Hoje é sabido, por exemplo, que a Bíblia contém fragmentos míticos (imagem de YHWH cavalgando sobre as nuvens) e alguns raros eventos mitológicos (a metanarrariva de Deus e Satã discutindo uma interferência na vida de Jó). Mas, no geral, é uma crítica e redução monoteísta da mitologia dos povos politeístas circundantes. Deus não aparece na Bíblia sujeito às limitações de espaço, tempo e paixão como outros deuses.

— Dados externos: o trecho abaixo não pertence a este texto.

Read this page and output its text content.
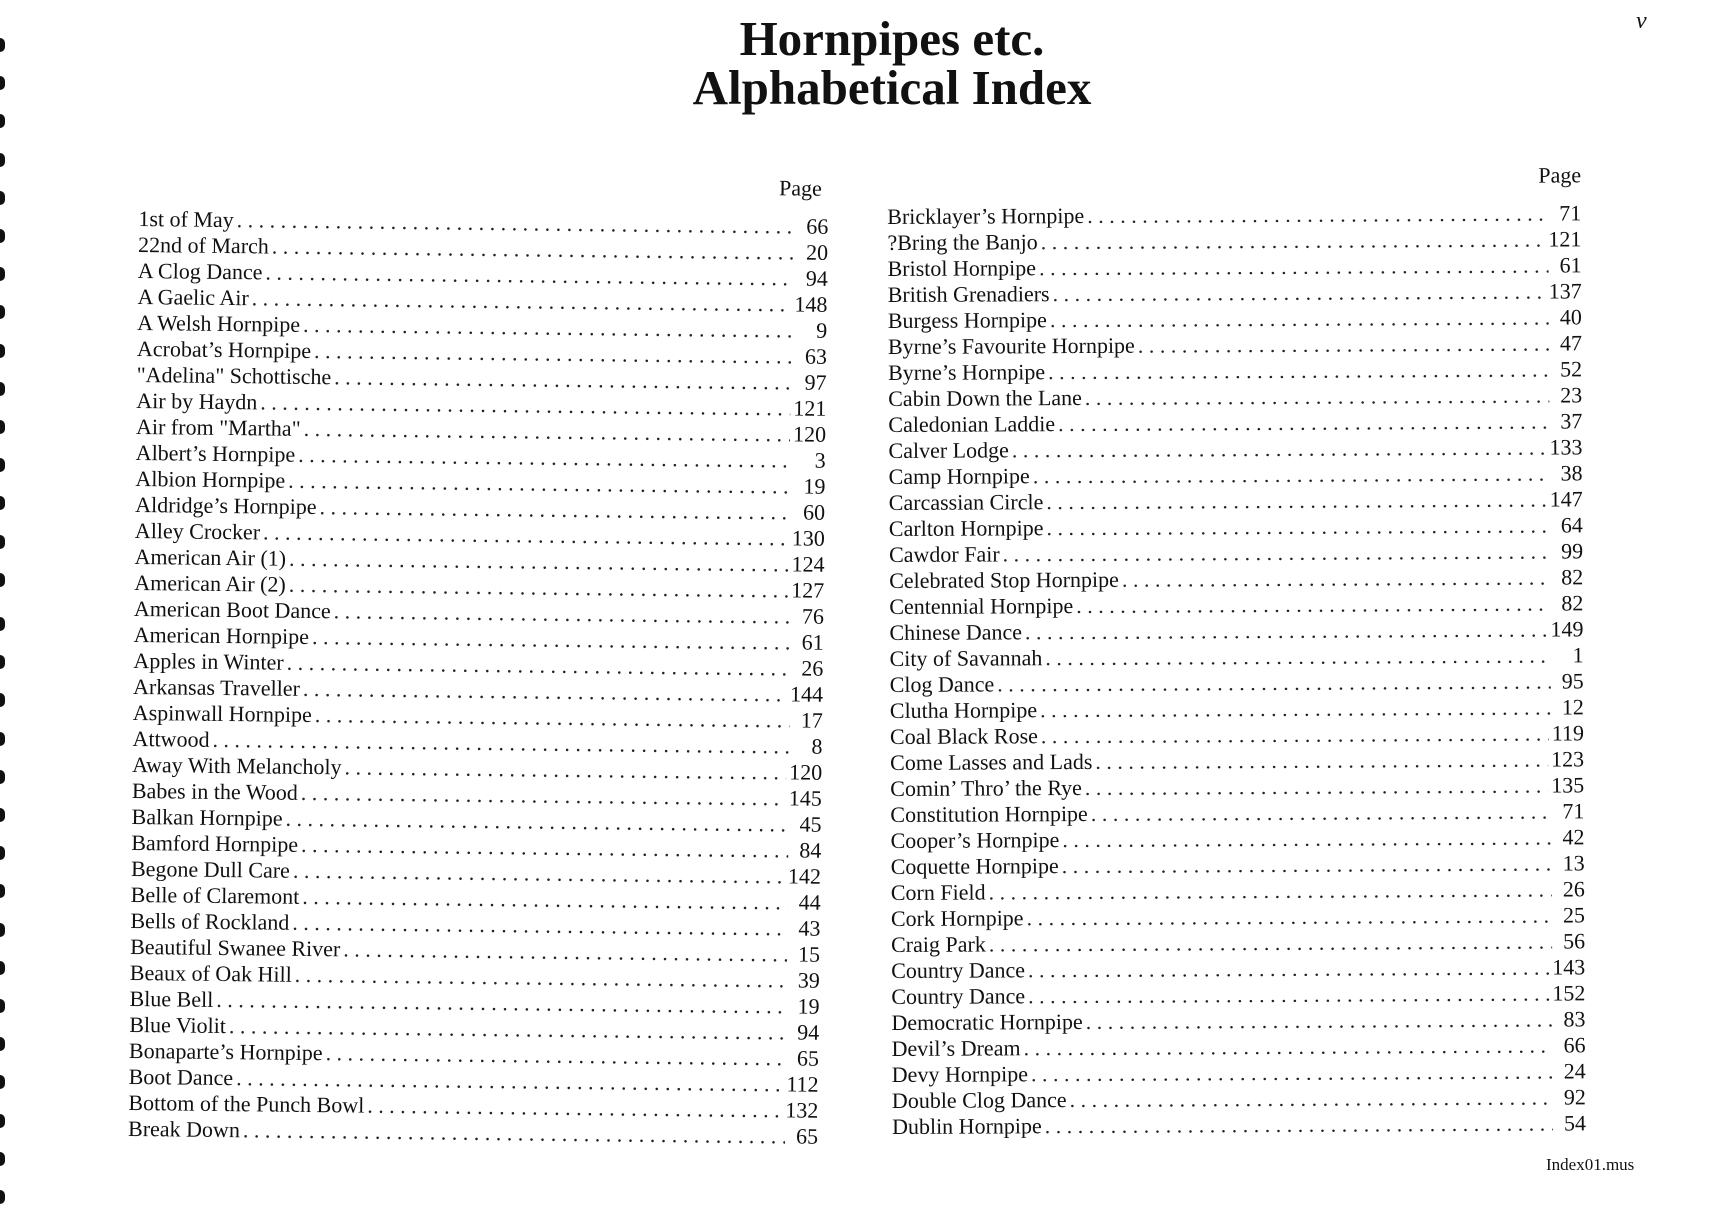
v
Hornpipes etc.
Alphabetical Index
Page
1st of May . . .	66
22nd of March . . .	20
A Clog Dance . . .	94
A Gaelic Air . . .	148
A Welsh Hornpipe . . .	9
Acrobat’s Hornpipe . . .	63
"Adelina" Schottische . . .	97
Air by Haydn . . .	121
Air from "Martha" . . .	120
Albert’s Hornpipe . . .	3
Albion Hornpipe . . .	19
Aldridge’s Hornpipe . . .	60
Alley Crocker . . .	130
American Air (1) . . .	124
American Air (2) . . .	127
American Boot Dance . . .	76
American Hornpipe . . .	61
Apples in Winter . . .	26
Arkansas Traveller . . .	144
Aspinwall Hornpipe . . .	17
Attwood . . .	8
Away With Melancholy . . .	120
Babes in the Wood . . .	145
Balkan Hornpipe . . .	45
Bamford Hornpipe . . .	84
Begone Dull Care . . .	142
Belle of Claremont . . .	44
Bells of Rockland . . .	43
Beautiful Swanee River . . .	15
Beaux of Oak Hill . . .	39
Blue Bell . . .	19
Blue Violit . . .	94
Bonaparte’s Hornpipe . . .	65
Boot Dance . . .	112
Bottom of the Punch Bowl . . .	132
Break Down . . .	65
Page
Bricklayer’s Hornpipe . . .	71
?Bring the Banjo . . .	121
Bristol Hornpipe . . .	61
British Grenadiers . . .	137
Burgess Hornpipe . . .	40
Byrne’s Favourite Hornpipe . . .	47
Byrne’s Hornpipe . . .	52
Cabin Down the Lane . . .	23
Caledonian Laddie . . .	37
Calver Lodge . . .	133
Camp Hornpipe . . .	38
Carcassian Circle . . .	147
Carlton Hornpipe . . .	64
Cawdor Fair . . .	99
Celebrated Stop Hornpipe . . .	82
Centennial Hornpipe . . .	82
Chinese Dance . . .	149
City of Savannah . . .	1
Clog Dance . . .	95
Clutha Hornpipe . . .	12
Coal Black Rose . . .	119
Come Lasses and Lads . . .	123
Comin’ Thro’ the Rye . . .	135
Constitution Hornpipe . . .	71
Cooper’s Hornpipe . . .	42
Coquette Hornpipe . . .	13
Corn Field . . .	26
Cork Hornpipe . . .	25
Craig Park . . .	56
Country Dance . . .	143
Country Dance . . .	152
Democratic Hornpipe . . .	83
Devil’s Dream . . .	66
Devy Hornpipe . . .	24
Double Clog Dance . . .	92
Dublin Hornpipe . . .	54
Index01.mus
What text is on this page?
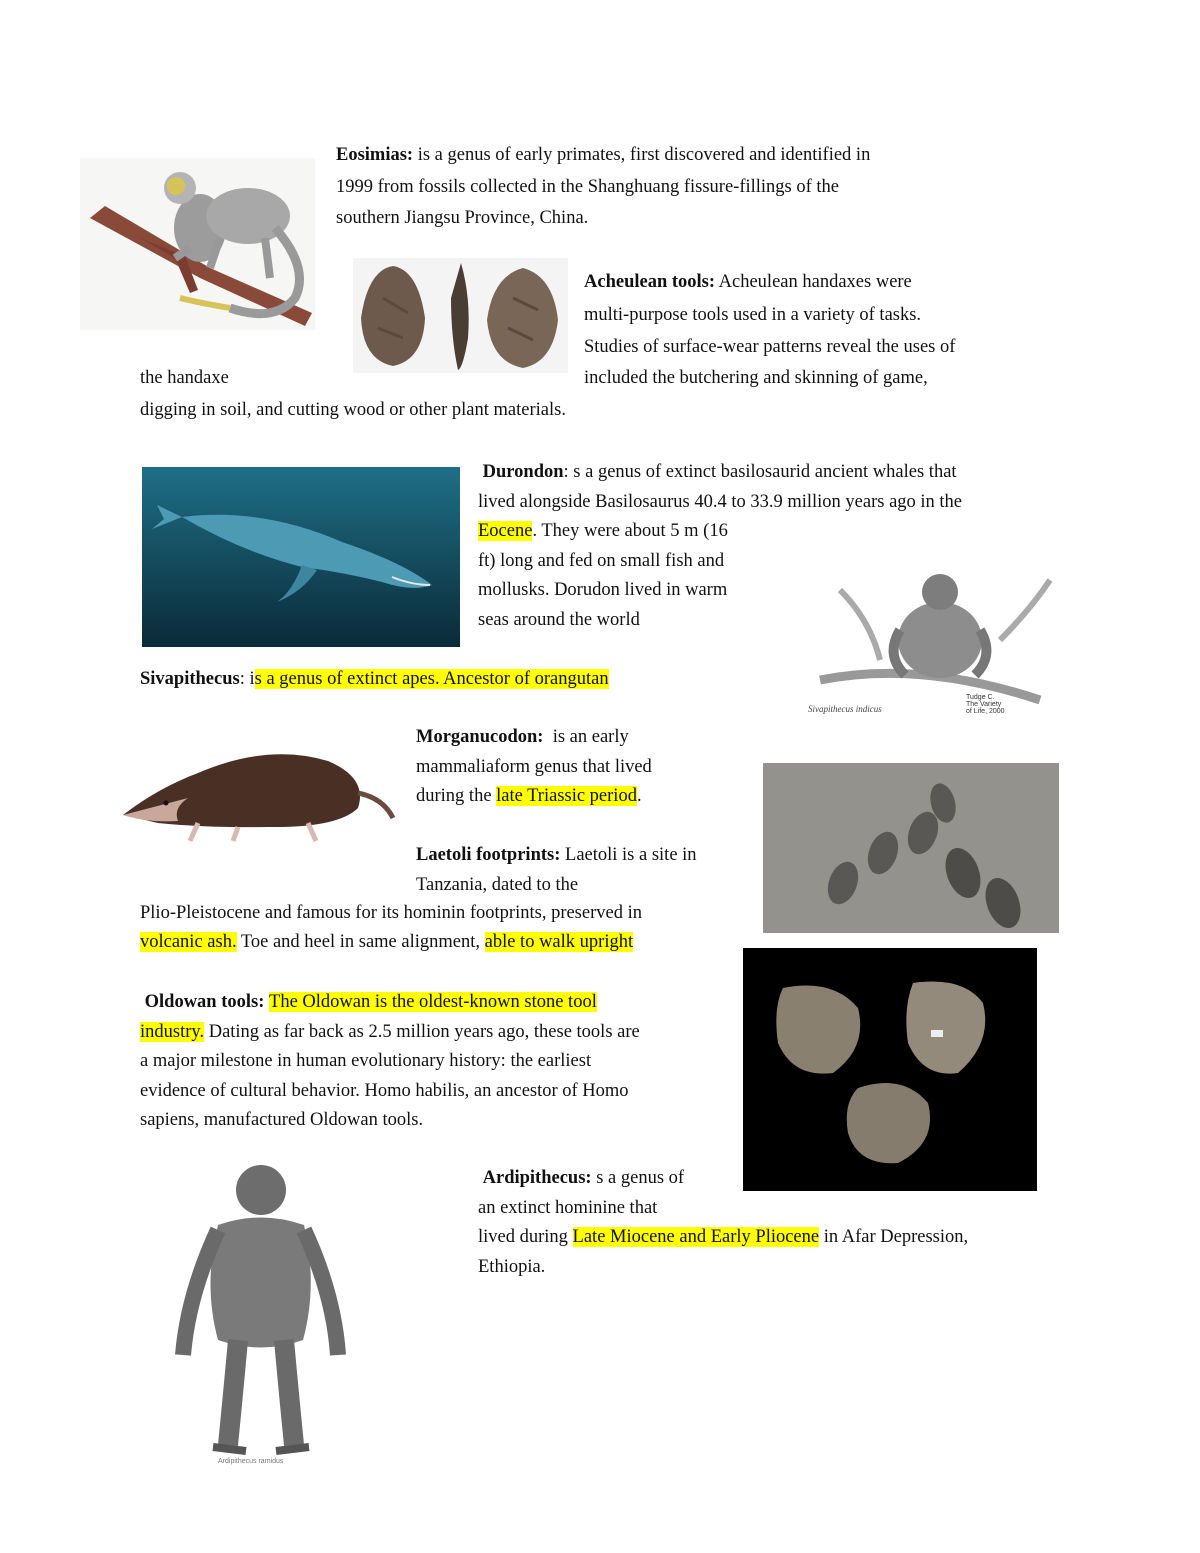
Sivapithecus indicus
Ardipithecus ramidus
Eosimias: is a genus of early primates, first discovered and identified in
1999 from fossils collected in the Shanghuang fissure-fillings of the
southern Jiangsu Province, China.
Acheulean tools: Acheulean handaxes were
multi-purpose tools used in a variety of tasks.
Studies of surface-wear patterns reveal the uses of
the handaxe	included the butchering and skinning of game,
digging in soil, and cutting wood or other plant materials.
Durondon: s a genus of extinct basilosaurid ancient whales that
lived alongside Basilosaurus 40.4 to 33.9 million years ago in the
Eocene. They were about 5 m (16
ft) long and fed on small fish and
mollusks. Dorudon lived in warm
seas around the world
Sivapithecus: is a genus of extinct apes. Ancestor of orangutan
Morganucodon:  is an early
mammaliaform genus that lived
during the late Triassic period.
Laetoli footprints: Laetoli is a site in
Tanzania, dated to the
Plio-Pleistocene and famous for its hominin footprints, preserved in
volcanic ash. Toe and heel in same alignment, able to walk upright
Oldowan tools: The Oldowan is the oldest-known stone tool
industry. Dating as far back as 2.5 million years ago, these tools are
a major milestone in human evolutionary history: the earliest
evidence of cultural behavior. Homo habilis, an ancestor of Homo
sapiens, manufactured Oldowan tools.
Ardipithecus: s a genus of
an extinct hominine that
lived during Late Miocene and Early Pliocene in Afar Depression,
Ethiopia.
Tudge C.
The Variety
of Life, 2000
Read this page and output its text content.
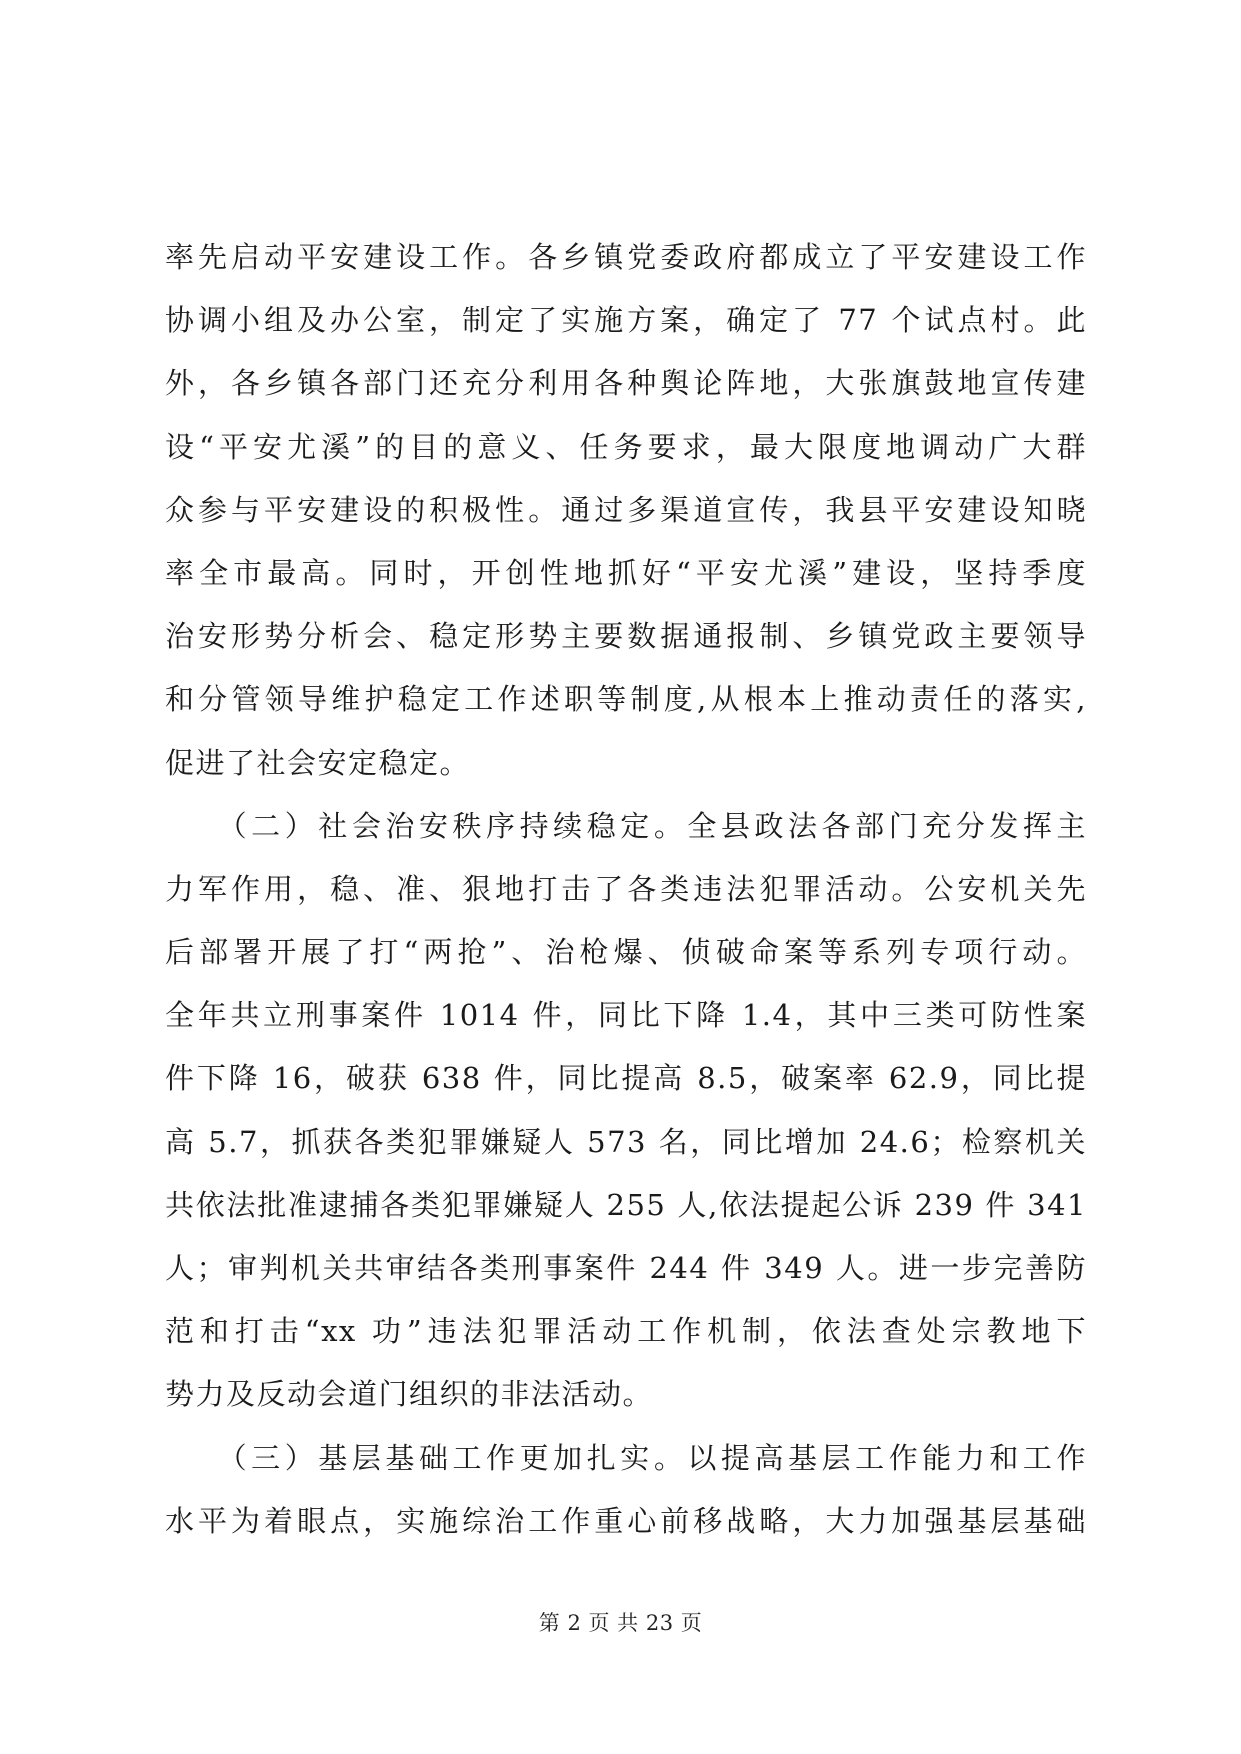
率先启动平安建设工作。各乡镇党委政府都成立了平安建设工作
协调小组及办公室，制定了实施方案，确定了 77 个试点村。此
外，各乡镇各部门还充分利用各种舆论阵地，大张旗鼓地宣传建
设“平安尤溪”的目的意义、任务要求，最大限度地调动广大群
众参与平安建设的积极性。通过多渠道宣传，我县平安建设知晓
率全市最高。同时，开创性地抓好“平安尤溪”建设，坚持季度
治安形势分析会、稳定形势主要数据通报制、乡镇党政主要领导
和分管领导维护稳定工作述职等制度,从根本上推动责任的落实,
促进了社会安定稳定。
　　（二）社会治安秩序持续稳定。全县政法各部门充分发挥主
力军作用，稳、准、狠地打击了各类违法犯罪活动。公安机关先
后部署开展了打“两抢”、治枪爆、侦破命案等系列专项行动。
全年共立刑事案件 1014 件，同比下降 1.4，其中三类可防性案
件下降 16，破获 638 件，同比提高 8.5，破案率 62.9，同比提
高 5.7，抓获各类犯罪嫌疑人 573 名，同比增加 24.6；检察机关
共依法批准逮捕各类犯罪嫌疑人 255 人,依法提起公诉 239 件 341
人；审判机关共审结各类刑事案件 244 件 349 人。进一步完善防
范和打击“xx 功”违法犯罪活动工作机制，依法查处宗教地下
势力及反动会道门组织的非法活动。
　　（三）基层基础工作更加扎实。以提高基层工作能力和工作
水平为着眼点，实施综治工作重心前移战略，大力加强基层基础
第 2 页 共 23 页
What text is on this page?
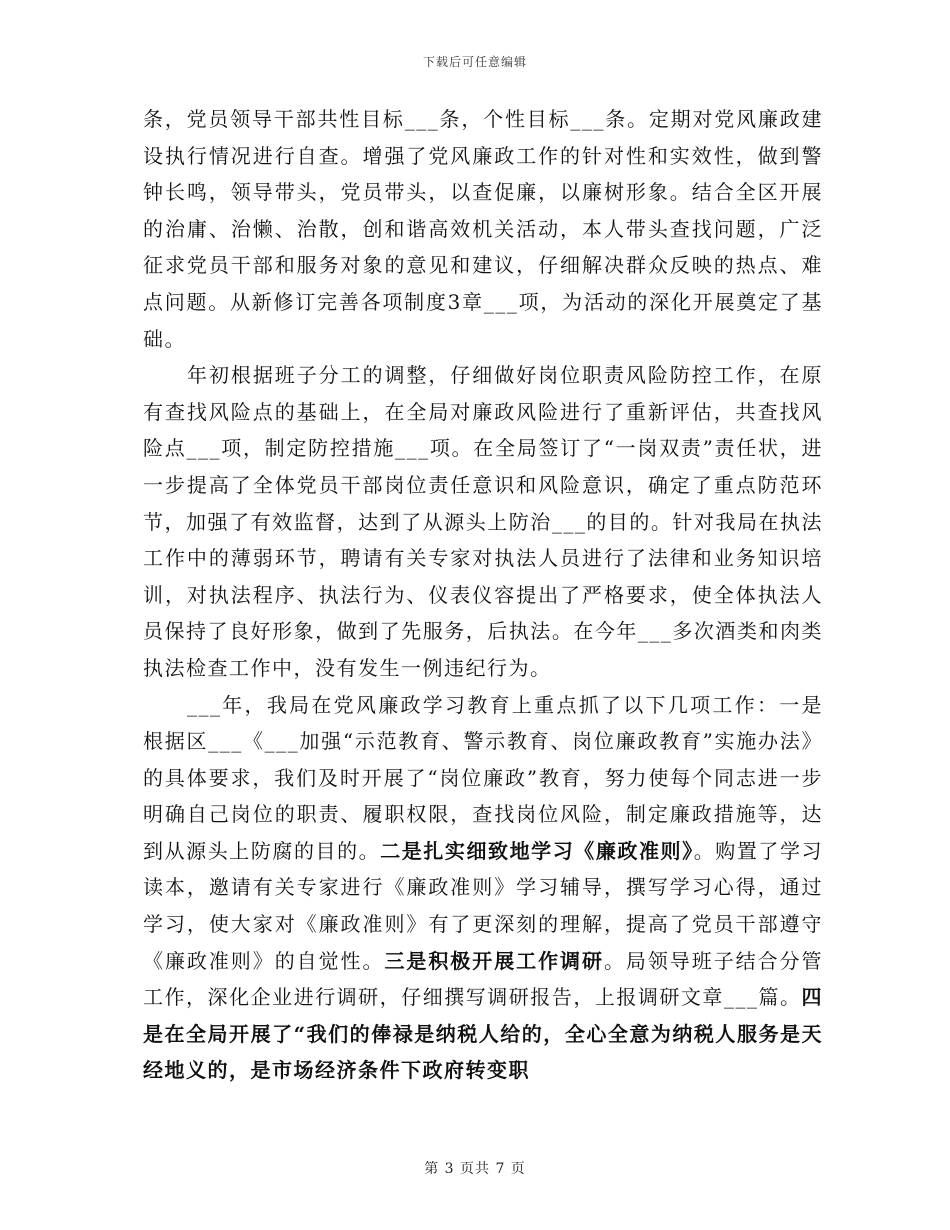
下载后可任意编辑

条，党员领导干部共性目标___条，个性目标___条。定期对党风廉政建设执行情况进行自查。增强了党风廉政工作的针对性和实效性，做到警钟长鸣，领导带头，党员带头，以查促廉，以廉树形象。结合全区开展的治庸、治懒、治散，创和谐高效机关活动，本人带头查找问题，广泛征求党员干部和服务对象的意见和建议，仔细解决群众反映的热点、难点问题。从新修订完善各项制度3章___项，为活动的深化开展奠定了基础。

年初根据班子分工的调整，仔细做好岗位职责风险防控工作，在原有查找风险点的基础上，在全局对廉政风险进行了重新评估，共查找风险点___项，制定防控措施___项。在全局签订了“一岗双责”责任状，进一步提高了全体党员干部岗位责任意识和风险意识，确定了重点防范环节，加强了有效监督，达到了从源头上防治___的目的。针对我局在执法工作中的薄弱环节，聘请有关专家对执法人员进行了法律和业务知识培训，对执法程序、执法行为、仪表仪容提出了严格要求，使全体执法人员保持了良好形象，做到了先服务，后执法。在今年___多次酒类和肉类执法检查工作中，没有发生一例违纪行为。

___年，我局在党风廉政学习教育上重点抓了以下几项工作：一是根据区___《___加强“示范教育、警示教育、岗位廉政教育”实施办法》的具体要求，我们及时开展了“岗位廉政”教育，努力使每个同志进一步明确自己岗位的职责、履职权限，查找岗位风险，制定廉政措施等，达到从源头上防腐的目的。二是扎实细致地学习《廉政准则》。购置了学习读本，邀请有关专家进行《廉政准则》学习辅导，撰写学习心得，通过学习，使大家对《廉政准则》有了更深刻的理解，提高了党员干部遵守《廉政准则》的自觉性。三是积极开展工作调研。局领导班子结合分管工作，深化企业进行调研，仔细撰写调研报告，上报调研文章___篇。四是在全局开展了“我们的俸禄是纳税人给的，全心全意为纳税人服务是天经地义的，是市场经济条件下政府转变职

第 3 页共 7 页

Ironias das ironias, as escolas sobre mito e ritual que predominaram no século XX hoje são substituídas por perspectivas que consideram a mitologia para além de seus elementos religiosos ou sagrados. A prova disso aparece em um concurso para explicar a complicada teoria do campo de Higgs com uma estorinha. Não dá para saber que isso é uma demitologização dos estudos da mitologia ou uma mitificação de narrativas seculares.

Mythos e logos

Um esclarecimento para dissipar um mito. Nos meados do século XX popularizou-se a teoria do filólogo alemão Wilhelm Nestle (1865-1959) de que Grécia antiga surgiu a distinção de duas formas distintas de pensar e adquirir conhecimento. Uma forma seria mythos, que se baseava na narrativa e no conhecimento popular, e o outra forma seria o logos, o conhecimento oriundo da análise racional. Os gregos teriam passado de explicações de fenômenos a partir das atividade dos deuses para explicações racionais e naturalística na filosofia e na matemática. Esse reducionismo consegue estar errado de muitas formas em proporções lendárias.

Pensadores pré-socráticos já explicavam fenômenos com modos priomordialmente racionais. Inversamente, obras máximas da filosofia grega, como A República de Platão, emprega amplamente a narrativa mythos para argumentar. Sem contar o avanço dos registros antropológicos demonstranto tanto em sociedades tecnologicamente mais simples quanto em sociedades complexas coexistem o pensamento racional e o mítico. No entanto, ainda persiste esse mito fundante nos manuais introdutório da disciplina de filosofia.

Uma palavra final

Há autores e escolas que tratam esses termos com outros significados. Também, muitos conceitos mudaram nos últimos 40 anos. Por isso, é bom tentar deduzir sobre o quê se está falando.

SAIBA MAIS

Cho, Paul K.-K.  Myth, History, and Metaphor in the Hebrew Bible. Cambridge: Cambridge University Press, 2019.

Dundes, Alan, ed. Sacred narrative: Readings in the theory of myth. Univ of California Press, 1984.

Eliade, Mircea. Myth and Reality. Tradução de Willard R. Trask. New York: Harper & Row, 1963.

Fowler, Robert L. “Mythos and logos.” The Journal of Hellenic Studies 131 (2011): 45-66.

Lévi-Strauss, Claude. Myth and Meaning. New York: Schocken Books, 1978.

Veyne, Paul. Os gregos acreditavam em seus mitos?: Ensaio sobre a imaginação constituinte. São Paulo: Unesp, 2014.